Plus de restrictions concernant les 64 stations de radio fermées par l’Autorité nationale des communications (NCA) pour manquements à la réglementation. John Mahama a appelé à leur rétablissement immédiat avec un délai raisonnable pour se conformer aux règlements. Par cette action, la présidence rassure qu’elle veut souligner l’importance d’équilibrer le respect de la réglementation avec la liberté des médias.
Alors que certains pays voisins du Ghana, notamment le Togo où les dirigeants sont devenus des prédateurs de la liberté de la presse, le pays de Kwame Nkrumah vient de faire une prouesse en promouvant plus de liberté dans la diffusion de l’information.
La présidence de Mahama a décidé d’octroyer de nouveau le droit de diffusion à 64 stations radios fermées par l’Autorité nationale des communications (NCA) pour manquements à la réglementation.
« Exiger des stations de radio qu’elles ferment en attendant la régularisation de leur autorisation pourrait limiter l’espace d’expression de ces libertés », a indiqué la directive adressée au ministre des Communications, des Technologies numériques et de l’Innovation.
Le président Mahama a demandé une collaboration entre le ministère et la NCA pour garantir que les stations concernées reprennent leurs émissions sans délai.
Le communiqué de la présidence a souligné « que les médias jouent un rôle essentiel dans les sociétés démocratiques et doivent être soutenus dans l’accomplissement de ce rôle».

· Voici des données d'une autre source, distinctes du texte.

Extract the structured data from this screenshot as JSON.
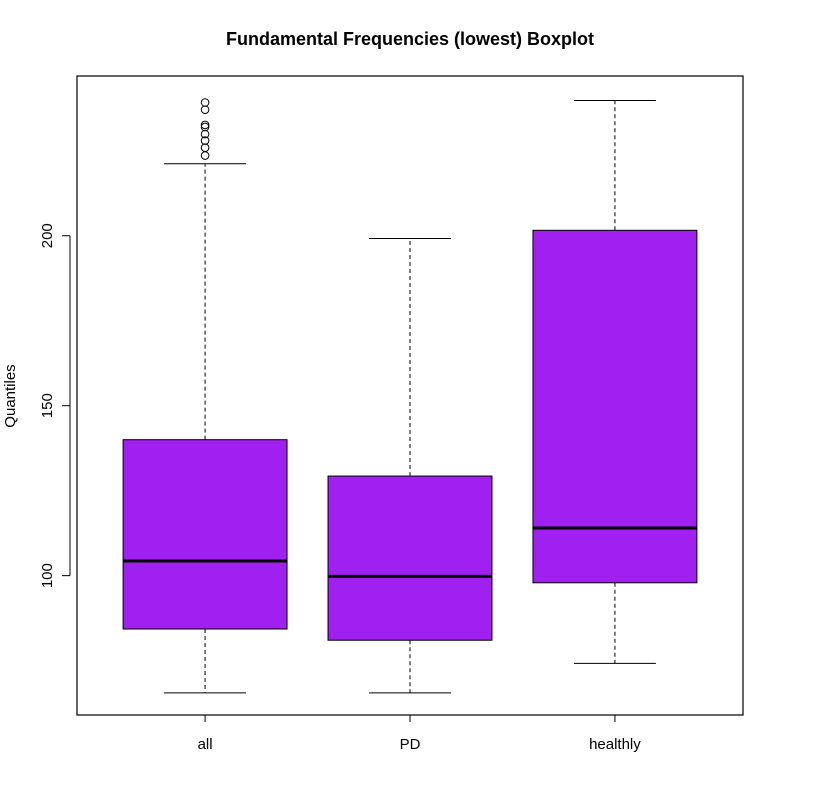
{
  "chart_data": {
    "type": "boxplot",
    "title": "Fundamental Frequencies (lowest) Boxplot",
    "xlabel": "",
    "ylabel": "Quantiles",
    "ylim": [
      59,
      247
    ],
    "yticks": [
      100,
      150,
      200
    ],
    "grid": false,
    "fill_color": "#A020F0",
    "categories": [
      "all",
      "PD",
      "healthly"
    ],
    "boxes": [
      {
        "category": "all",
        "whisker_low": 65.5,
        "q1": 84.3,
        "median": 104.3,
        "q3": 140.0,
        "whisker_high": 221.2,
        "outliers": [
          223.6,
          225.9,
          228.0,
          229.9,
          232.0,
          232.6,
          237.1,
          239.2
        ]
      },
      {
        "category": "PD",
        "whisker_low": 65.5,
        "q1": 81.0,
        "median": 99.8,
        "q3": 129.3,
        "whisker_high": 199.2,
        "outliers": []
      },
      {
        "category": "healthly",
        "whisker_low": 74.2,
        "q1": 97.9,
        "median": 114.0,
        "q3": 201.6,
        "whisker_high": 239.8,
        "outliers": []
      }
    ]
  }
}
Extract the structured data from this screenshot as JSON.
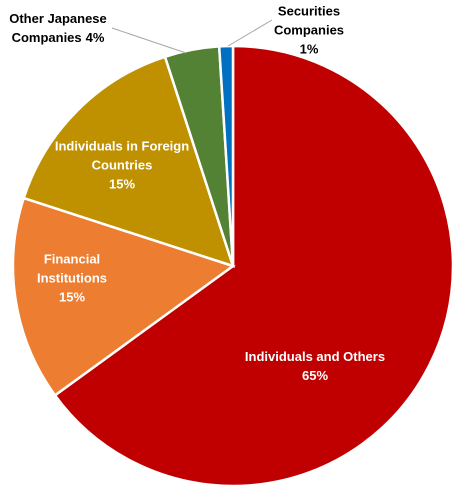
{
  "chart_data": {
    "type": "pie",
    "categories": [
      "Individuals and Others",
      "Financial Institutions",
      "Individuals in Foreign Countries",
      "Other Japanese Companies",
      "Securities Companies"
    ],
    "values": [
      65,
      15,
      15,
      4,
      1
    ],
    "value_labels": [
      "65%",
      "15%",
      "15%",
      "4%",
      "1%"
    ],
    "colors": [
      "#c00000",
      "#ed7d31",
      "#bf9000",
      "#548235",
      "#0070c0"
    ]
  }
}
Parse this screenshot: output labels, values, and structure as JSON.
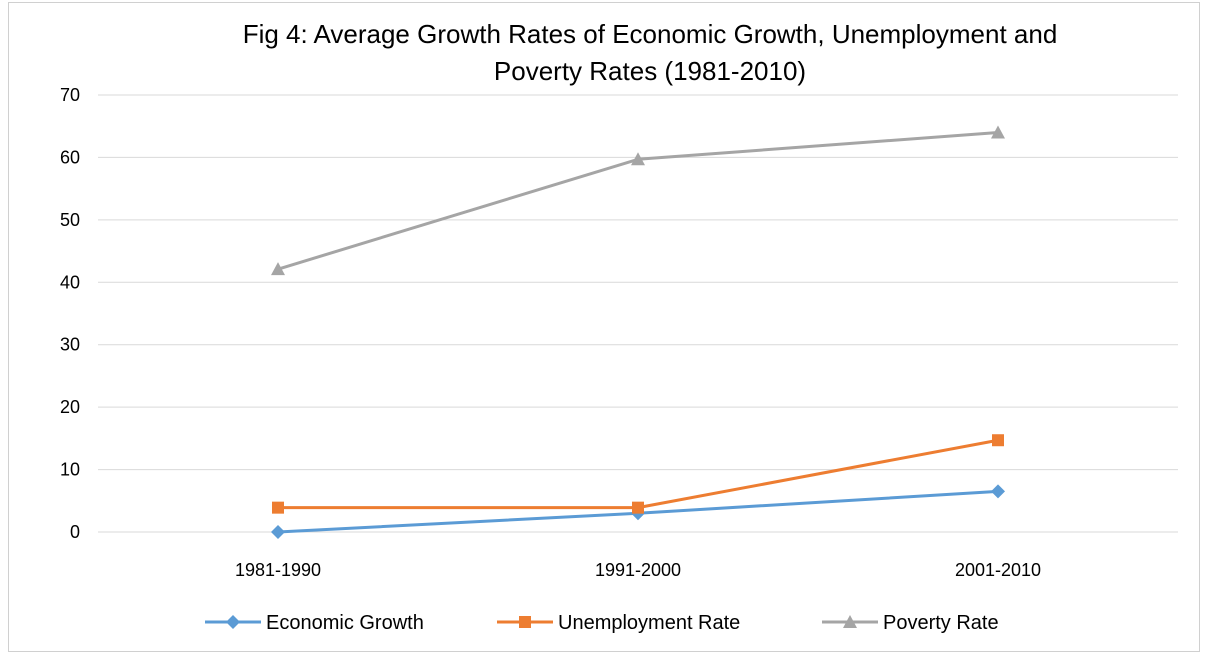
{
  "chart_data": {
    "type": "line",
    "title": "Fig 4: Average Growth Rates of Economic Growth, Unemployment and Poverty Rates (1981-2010)",
    "title_lines": [
      "Fig 4: Average Growth Rates of Economic Growth, Unemployment and",
      "Poverty Rates (1981-2010)"
    ],
    "xlabel": "",
    "ylabel": "",
    "categories": [
      "1981-1990",
      "1991-2000",
      "2001-2010"
    ],
    "ylim": [
      0,
      70
    ],
    "yticks": [
      0,
      10,
      20,
      30,
      40,
      50,
      60,
      70
    ],
    "grid": true,
    "legend": "bottom",
    "series": [
      {
        "name": "Economic Growth",
        "values": [
          0,
          3.0,
          6.5
        ],
        "color": "#5b9bd5",
        "marker": "diamond"
      },
      {
        "name": "Unemployment Rate",
        "values": [
          3.9,
          3.9,
          14.7
        ],
        "color": "#ed7d31",
        "marker": "square"
      },
      {
        "name": "Poverty Rate",
        "values": [
          42.1,
          59.7,
          64.0
        ],
        "color": "#a5a5a5",
        "marker": "triangle"
      }
    ]
  }
}
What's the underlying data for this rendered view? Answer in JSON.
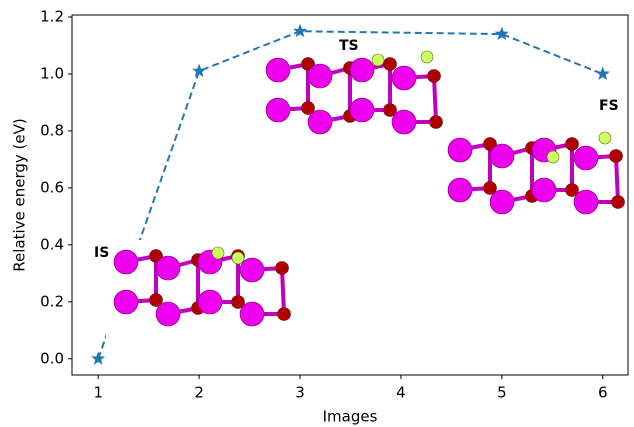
{
  "chart_data": {
    "type": "line",
    "xlabel": "Images",
    "ylabel": "Relative energy (eV)",
    "x": [
      1,
      2,
      3,
      5,
      6
    ],
    "series": [
      {
        "color": "#1f77b4",
        "values": [
          0,
          1.01,
          1.15,
          1.14,
          1.0
        ]
      }
    ],
    "xlim": [
      0.74,
      6.25
    ],
    "ylim": [
      -0.057,
      1.207
    ],
    "xticks": [
      1,
      2,
      3,
      4,
      5,
      6
    ],
    "yticks": [
      {
        "value": 0,
        "label": "0.0"
      },
      0.2,
      0.4,
      0.6,
      0.8,
      {
        "value": 1.0,
        "label": "1.0"
      },
      1.2
    ],
    "annotations": [
      "IS",
      "TS",
      "FS"
    ]
  }
}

À cette fin, John a demandé au ministre d’engager la NCA à fixer « un délai raisonnable dans lequel les stations concernées devraient régulariser leur autorisation ».
Les stations concernées incluent « 28 stations FM qui ont fonctionné avec des autorisations expirées, malgré les ordres de cessation. 14 stations FM ont reçu un avis de révocation pour n’avoir pas commencé leurs activités dans les deux ans suivant l’obtention de leur autorisation. Bien qu’elles aient depuis demandé des inspections, plusieurs manquements ont bloqué le processus. 13 stations FM disposant d’autorisations provisoires n’ont pas réglé l’intégralité des frais requis et ne disposent donc pas d’autorisations d’exploitation valides. Ceci constitue une nouvelle violation de l’article 2(4) de la loi 775. 7 stations FM ont payé des frais provisoires mais n’ont pas encore reçu d’autorisations définitives en raison du non-respect des exigences du règlement 54».
L’Autorité nationale des communications (NCA) a donc assuré que la mise en œuvre de la réglementation se fera par phases, en commençant par les stations identifiées dans leur rapport d’audit.